Sur les conclusions tendant à l'application de l'article L. 761-1 du code de justice administrative et de l'article 37 de la loi du 10 juillet 1991 :
11. Aux termes de l'article 19-1 de la loi du 10 juillet 1991 relative à l'aide juridique : " La commission ou la désignation d'office ne préjuge pas de l'application des règles d'attribution de l'aide juridictionnelle ou de l'aide à l'intervention de l'avocat. Par exception, l'avocat commis ou désigné d'office a droit à une rétribution, y compris si la personne assistée ne remplit pas les conditions pour bénéficier de l'aide juridictionnelle ou de l'aide à l'intervention de l'avocat, s'il intervient dans les procédures suivantes, en première instance ou en appel : () 10° Procédures devant le tribunal administratif relatives à l'éloignement des étrangers faisant l'objet d'une mesure restrictive de liberté () ". En application de l'article 39 du décret du 28 décembre 2020 portant application de la loi n° 91-647 du 10 juillet 1991 relative à l'aide juridique et relatif à l'aide juridictionnelle et à l'aide à l'intervention de l'avocat dans les procédures non juridictionnelles, modifié par l'article 3 du décret n°2021-810 du 24 juin 2021 : " () Par exception, l'avocat commis ou désigné d'office en matière d'aide juridictionnelle ou d'aide à l'intervention de l'avocat dans le cadre d'une procédure mentionnée à l'article 19-1 de la loi du 10 juillet 1991 susvisée est dispensé de déposer une demande d'aide ".

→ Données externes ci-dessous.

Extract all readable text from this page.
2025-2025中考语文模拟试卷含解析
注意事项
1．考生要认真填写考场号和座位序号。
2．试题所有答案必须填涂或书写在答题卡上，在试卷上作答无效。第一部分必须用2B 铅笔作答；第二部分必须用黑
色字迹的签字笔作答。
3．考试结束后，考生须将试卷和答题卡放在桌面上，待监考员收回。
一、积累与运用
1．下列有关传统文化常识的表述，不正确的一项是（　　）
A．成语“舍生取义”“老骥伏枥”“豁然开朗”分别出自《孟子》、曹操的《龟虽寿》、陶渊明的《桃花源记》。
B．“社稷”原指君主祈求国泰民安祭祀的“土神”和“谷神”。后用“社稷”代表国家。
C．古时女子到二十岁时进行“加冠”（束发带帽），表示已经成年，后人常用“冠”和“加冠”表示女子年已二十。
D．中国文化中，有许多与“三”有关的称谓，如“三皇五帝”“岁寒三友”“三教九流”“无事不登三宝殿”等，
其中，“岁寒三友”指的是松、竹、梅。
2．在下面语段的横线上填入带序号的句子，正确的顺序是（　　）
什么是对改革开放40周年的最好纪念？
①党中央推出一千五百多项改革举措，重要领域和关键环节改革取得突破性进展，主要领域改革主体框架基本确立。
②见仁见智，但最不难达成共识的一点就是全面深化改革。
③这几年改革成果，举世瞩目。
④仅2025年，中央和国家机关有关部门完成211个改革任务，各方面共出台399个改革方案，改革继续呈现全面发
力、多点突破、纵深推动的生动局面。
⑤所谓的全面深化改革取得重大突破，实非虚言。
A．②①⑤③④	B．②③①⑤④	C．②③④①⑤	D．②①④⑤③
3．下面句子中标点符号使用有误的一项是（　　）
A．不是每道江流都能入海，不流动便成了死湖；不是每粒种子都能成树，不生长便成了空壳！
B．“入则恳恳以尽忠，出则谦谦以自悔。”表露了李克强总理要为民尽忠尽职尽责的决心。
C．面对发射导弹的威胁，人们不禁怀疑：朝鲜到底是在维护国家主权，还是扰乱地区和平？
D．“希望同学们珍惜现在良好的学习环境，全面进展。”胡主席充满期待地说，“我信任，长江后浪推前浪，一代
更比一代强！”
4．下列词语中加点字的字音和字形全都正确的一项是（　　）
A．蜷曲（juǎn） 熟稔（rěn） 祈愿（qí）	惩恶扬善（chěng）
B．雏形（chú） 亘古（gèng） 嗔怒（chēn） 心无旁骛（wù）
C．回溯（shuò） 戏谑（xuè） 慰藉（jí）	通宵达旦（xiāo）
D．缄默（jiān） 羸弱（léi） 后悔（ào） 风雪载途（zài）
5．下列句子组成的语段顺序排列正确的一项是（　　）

12. M. B bénéficiant de l'assistance d'un avocat commis d'office, il y a lieu de mettre à la charge de l'État la somme de 1 000 euros à verser à Me Gonultas, au titre des dispositions combinées de l'article L. 761-1 du code de justice administrative et de l'article 37 de la loi du 10 juillet 1991, sous réserve de sa renonciation à percevoir la part contributive de l'État à l'aide juridictionnelle.
D É C I D E :
Article 1er : L'arrêté du 2 janvier 2023 par lequel le préfet d'Ille-et-Vilaine a prononcé le transfert de M. B aux autorités suédoises est annulé.
Article 2 : L'arrêté du 2 janvier 2023 par lequel le préfet d'Ille-et-Vilaine a prononcé l'assignation à résidence de M. B pour une durée de quarante-cinq jours est annulé.
Article 3 : Il est enjoint au préfet d'Ille-et-Vilaine de mettre M. B en possession d'une attestation de demande d'asile lui permettant de présenter sa demande d'asile en France, dans un délai d'un mois.
Article 4 : L'État versera à Me Gonultas la somme de 1 000 euros en application des dispositions combinées de l'article L. 761-1 du code de justice administrative et de l'article 37 de la loi du 10 juillet 1991, sous réserve que ce conseil renonce à percevoir la somme correspondant à la part contributive de l'État à l'aide juridictionnelle.
Article 5 : Le présent jugement sera notifié à M. A B, à Me Gonultas et au préfet d'Ille-et-Vilaine.
Rendu public par mise à disposition au greffe le 6 janvier 2023.
La magistrate désignée,
signé
L. C La greffière d'audience,
signé
A. Gauthier
La République mande et ordonne au préfet d'Ille-et-Vilaine en ce qui le concerne et à tous commissaires de justice à ce requis en ce qui concerne les voies de droit commun contre les parties privées, de pourvoir à l'exécution de la présente décision.